Osbourne knew nothing of the Alamo in 1982, when a music tour took him to San Antonio. “Ozzy was having a rough day,” the authors explain; before the day ended, he had been arrested for urinating on the cenotaph commemorating the Alamo defenders.
The authors don’t pursue the Osbourne angle beyond employing him as a stand-in for the revisionist school of Alamo history, which “metaphorically amounts to peeing on the Alamo legend.” They get more mileage out of Collins, who compiled a collection of memorabilia related to the Alamo. How closely related became a matter of intense interest among Texans after Collins agreed to donate the collection to the state, to be housed in a museum built for the purpose. The museum would cost hundreds of millions of dollars, and the project at once became a political battleground between traditionalists and revisionists. Collins got whipsawed in the debate, the more so when the provenance of many of his artifacts was challenged, as well it might have been, given the lack of documentation for many of the artifacts and the cottage industry that had developed in Alamo fakes and forgeries.

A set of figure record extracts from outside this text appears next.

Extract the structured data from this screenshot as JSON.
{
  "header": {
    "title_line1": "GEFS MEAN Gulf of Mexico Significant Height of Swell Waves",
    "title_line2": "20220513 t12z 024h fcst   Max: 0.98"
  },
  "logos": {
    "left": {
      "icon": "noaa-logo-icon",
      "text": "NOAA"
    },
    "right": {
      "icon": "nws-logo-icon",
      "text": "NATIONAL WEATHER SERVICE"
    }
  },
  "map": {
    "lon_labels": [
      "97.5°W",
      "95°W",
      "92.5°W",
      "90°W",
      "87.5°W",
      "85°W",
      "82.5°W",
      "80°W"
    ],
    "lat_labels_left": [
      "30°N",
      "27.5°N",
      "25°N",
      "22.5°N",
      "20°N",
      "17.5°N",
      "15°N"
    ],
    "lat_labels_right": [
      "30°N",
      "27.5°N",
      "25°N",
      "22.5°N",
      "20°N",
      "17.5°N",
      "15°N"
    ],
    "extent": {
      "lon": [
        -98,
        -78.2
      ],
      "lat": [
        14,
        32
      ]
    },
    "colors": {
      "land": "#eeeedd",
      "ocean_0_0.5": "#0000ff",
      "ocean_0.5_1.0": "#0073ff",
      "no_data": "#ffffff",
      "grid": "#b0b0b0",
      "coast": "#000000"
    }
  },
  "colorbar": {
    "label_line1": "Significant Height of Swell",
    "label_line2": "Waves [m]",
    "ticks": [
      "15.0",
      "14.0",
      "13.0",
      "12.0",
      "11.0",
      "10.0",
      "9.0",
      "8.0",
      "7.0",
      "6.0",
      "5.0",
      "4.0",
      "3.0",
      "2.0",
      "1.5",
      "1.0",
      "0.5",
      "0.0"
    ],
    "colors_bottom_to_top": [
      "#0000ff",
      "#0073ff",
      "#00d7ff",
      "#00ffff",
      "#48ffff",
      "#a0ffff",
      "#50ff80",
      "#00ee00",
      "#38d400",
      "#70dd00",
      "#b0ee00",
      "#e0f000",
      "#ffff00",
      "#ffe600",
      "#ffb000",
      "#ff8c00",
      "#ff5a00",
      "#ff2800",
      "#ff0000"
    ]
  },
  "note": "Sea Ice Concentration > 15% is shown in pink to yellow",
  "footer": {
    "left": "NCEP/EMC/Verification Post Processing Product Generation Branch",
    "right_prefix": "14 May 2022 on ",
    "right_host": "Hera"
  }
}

The freshest work in this book deals with the Collins controversy and makes a persuasive case that Collins was taken for a ride. The authors asked the Alamo’s official historian, Bruce Winders, what he thought of Collins. “He had been a rock star, and as you age, that all started to go away,” Winders said. “He was kind of at a loss. He was trying to figure out who he was now. And the Alamo filled that void for him. It was a phase for him. His Alamo phase.” Winders was asked whether the name of one dealer in particular who sold material to Collins set off any alarm bells. “Bells?” said Winders. “All the bells. Yeah, kind of like Notre Dame.” The authors can’t resist quoting the London Daily Mail declaring that Collins’s Alamo obsession showed him to be “one drumstick shy of a pair.”
Winders lost his job amid the scuffling, and Collins threatened to withdraw his collection. Texas elected officials, including George P. Bush, who as land commissioner had charge of the Alamo, moved quickly to reassure him. But in the crossfire of Texas politics, Bush found himself, and his Alamo project, under attack from the Republican right even as lefties denounced the Alamo as a continuing symbol of white supremacy.
Notwithstanding the book’s title, the authors — Texans all three — explain in their conclusion that they don’t really want Texans to forget the Alamo, only the “whitewashed” version. It’s a worthy sentiment, if hardly original. And it does bear repeating, since the politicians aren’t paying any more attention to historians than they ever have.